No matter the industry you operate in, data center security is of the utmost importance. If you build your data center in an area where it’s susceptible to manmade or natural disasters, and you don’t have a business continuity strategy in place, your data center can get knocked offline, preventing users from accessing data and using your applications.
On the other hand, if your data center security layer is thin, to the point where unauthorized individuals can access it easily, your sensitive data and vital trade secrets can be compromised.
The good news is that by incorporating a robust security strategy into your data center design, you can make sure your data center isn’t an easy target for cybercriminals and natural disasters.
What security questions should you ask during the data center design phase?
By doing your due diligence up front and incorporating strong security features into your data center design from the start, you can secure your data and applications—increasing the productivity of your workforce, while ensuring optimal user experiences.
To do that, here are some questions you should ask during the data center design phase, to make sure you don’t forget to consider important aspects of your new facility:
- Do we need a structure, like a physical gate, to secure the premises itself?
- How will employees access the data center?

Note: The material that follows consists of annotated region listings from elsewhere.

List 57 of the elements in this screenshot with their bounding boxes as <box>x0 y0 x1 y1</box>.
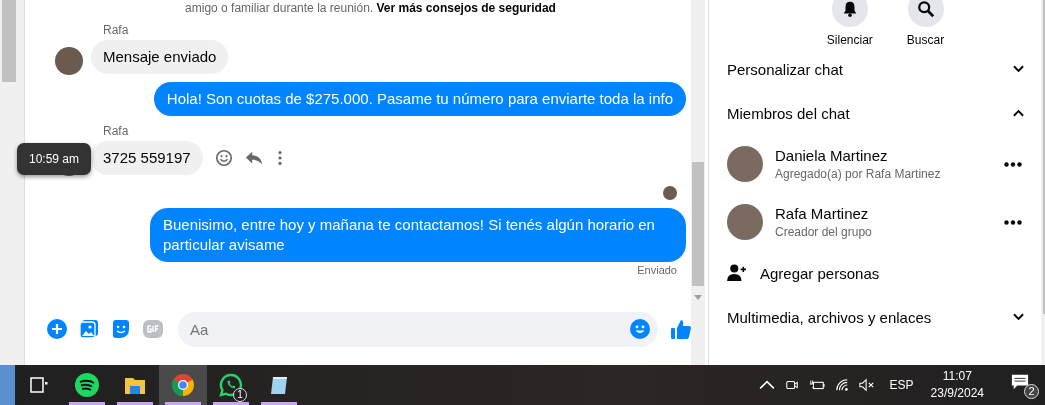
member-avatar <box>727 146 763 182</box>
scrollbar-thumb[interactable] <box>692 162 704 286</box>
image-icon[interactable] <box>79 319 99 339</box>
avatar <box>55 47 83 75</box>
chevron-icon <box>1013 65 1024 73</box>
music-app-icon <box>75 373 99 397</box>
action-label: Silenciar <box>826 33 873 47</box>
emoji-icon[interactable] <box>214 149 233 167</box>
member-name: Daniela Martinez <box>775 147 889 164</box>
chat-app-icon <box>219 373 243 397</box>
reply-icon[interactable] <box>244 149 263 167</box>
chevron-icon <box>1013 109 1024 117</box>
language-indicator[interactable]: ESP <box>889 378 914 392</box>
chevron-up-icon[interactable] <box>758 378 775 392</box>
wifi-icon[interactable] <box>833 378 850 392</box>
sender-name: Rafa <box>103 124 130 138</box>
message-bubble: 3725 559197 <box>91 141 203 175</box>
thumbs-up-icon[interactable] <box>670 318 692 340</box>
bell-icon[interactable] <box>831 0 868 27</box>
notifications-icon[interactable] <box>1011 373 1029 391</box>
scrollbar-thumb[interactable] <box>2 0 16 82</box>
message-status: Enviado <box>637 264 677 276</box>
clock-time[interactable]: 11:07 <box>942 368 972 385</box>
timestamp-tooltip: 10:59 am <box>17 143 92 175</box>
add-people-button[interactable]: Agregar personas <box>727 251 1024 295</box>
member-avatar <box>727 204 763 240</box>
safety-notice: amigo o familiar durante la reunión. Ver más consejos de seguridad <box>184 1 557 15</box>
battery-icon[interactable] <box>808 378 825 392</box>
notification-badge: 2 <box>1024 384 1039 399</box>
read-receipt-avatar <box>663 186 677 200</box>
message-bubble: Hola! Son cuotas de $275.000. Pasame tu número para enviarte toda la info <box>153 82 686 116</box>
more-icon[interactable] <box>1004 219 1022 225</box>
more-icon[interactable] <box>1004 161 1022 167</box>
notification-badge: 1 <box>233 388 247 402</box>
browser-icon <box>171 373 195 397</box>
message-input[interactable]: Aa <box>178 311 658 347</box>
member-name: Rafa Martinez <box>775 205 870 222</box>
camera-icon[interactable] <box>783 378 800 392</box>
taskbar-app-button[interactable]: 1 <box>207 365 255 405</box>
member-note: Creador del grupo <box>775 225 873 239</box>
plus-icon[interactable] <box>47 319 67 339</box>
sticker-icon[interactable] <box>111 319 131 339</box>
action-label: Buscar <box>906 33 945 47</box>
member-note: Agregado(a) por Rafa Martinez <box>775 167 942 181</box>
section-header[interactable]: Personalizar chat <box>727 47 1024 91</box>
section-header[interactable]: Multimedia, archivos y enlaces <box>727 295 1024 339</box>
emoji-icon[interactable] <box>630 318 650 339</box>
add-person-icon <box>727 264 747 282</box>
taskbar-app-button[interactable] <box>159 365 207 405</box>
sender-name: Rafa <box>103 23 130 37</box>
message-bubble: Buenisimo, entre hoy y mañana te contactamos! Si tenés algún horario en particular avisame <box>150 208 686 262</box>
clock-date[interactable]: 23/9/2024 <box>930 385 984 402</box>
message-bubble: Mensaje enviado <box>91 40 229 74</box>
volume-muted-icon[interactable] <box>858 378 875 392</box>
chevron-icon <box>1013 313 1024 321</box>
section-header[interactable]: Miembros del chat <box>727 91 1024 135</box>
search-icon[interactable] <box>907 0 944 27</box>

Do we need biometric scanners, or are credentials enough?
- How will visitors access the data center?
- How will we make sure that no authorized individuals access the data center through a side door or something similar?
- What mechanisms will we put in place to protect the physical servers, racks and other hardware?
- How often will we check access lists to make sure they’re kept up to date?
- What surveillance systems should we put in place?
- How often should we audit our security measures to make sure there aren’t any holes in our plans?
- Does our data center design plan include multiple security layers?
- How can we ensure emergency backup power and continuity in the case of an outage or natural disaster?
Now that you have a better idea of the kinds of questions you should ask when designing your data center’s security and continuity plans, let’s turn our attention to some of the specific features to include in your data center.
What security features should be included in your data center design?
As you begin designing your data center security and continuity plan, here are some areas you need to cover:
1. Authorization and access to the data center
Protecting your data center starts with restricting who can access it. To this end, your data center design plan should include a list of the people who will be allowed to enter the data center facility, along with protocols that indicate how often that list should be reviewed, to ensure it’s up to date.
2. Major incident management
No matter how big or small your data center is, it’s only a matter of time before an unforeseen event could knock systems offline. To ensure that your systems stay up and running during every imaginable scenario, it’s critical to develop a comprehensive major-incident management plan that supports business continuity.
Your data center should also be protected by a high-end surveillance system that enables you to keep your eyes on all of the sensitive areas, including access points and mission-critical systems. For the best results, use an IP-based system that is automatically backed up to the cloud. That way, in the event your facilities are damaged (e.g., by a fire) or someone tries to steal surveillance tapes, you still have a copy of your video feed.
4. Access logs
Another layer of data center security is implementing and maintaining access logs to keep track of everyone who’s entered the premises that day—and when they've left. That way, in the event an incident happens, it will be easier to determine who might be the culprit or who can provide critical information about the incident.
5. User reporting
Secure data centers also encourage users to create reports at the end of a specific period—maybe every day or every week—to share their feedback, identify bugs and offer suggestions. The folks who are in the trenches of your data center operations may identify weak areas that you overlooked, which can help you and your business optimize your protocols and keep them as secure as possible.
6. Audit scheduling
It’s one thing to have a robust data center security plan. It’s quite another to ensure personnel are actually following it. By conducting regular audits, you can determine whether your team is following the right policies and procedures—and what needs to be done to get everyone on the same page.
As you can see, a robust data center security and continuity plan involves many different components.
The good news is you don’t have to go it on your own.
By partnering with a data center vendor that knows the ins and outs of security and has a track record of building highly secure data centers in even the most challenging of environments, you get the peace of mind that comes with knowing your data center has the security you need to keep your data center secure, your data safe and your customers happy.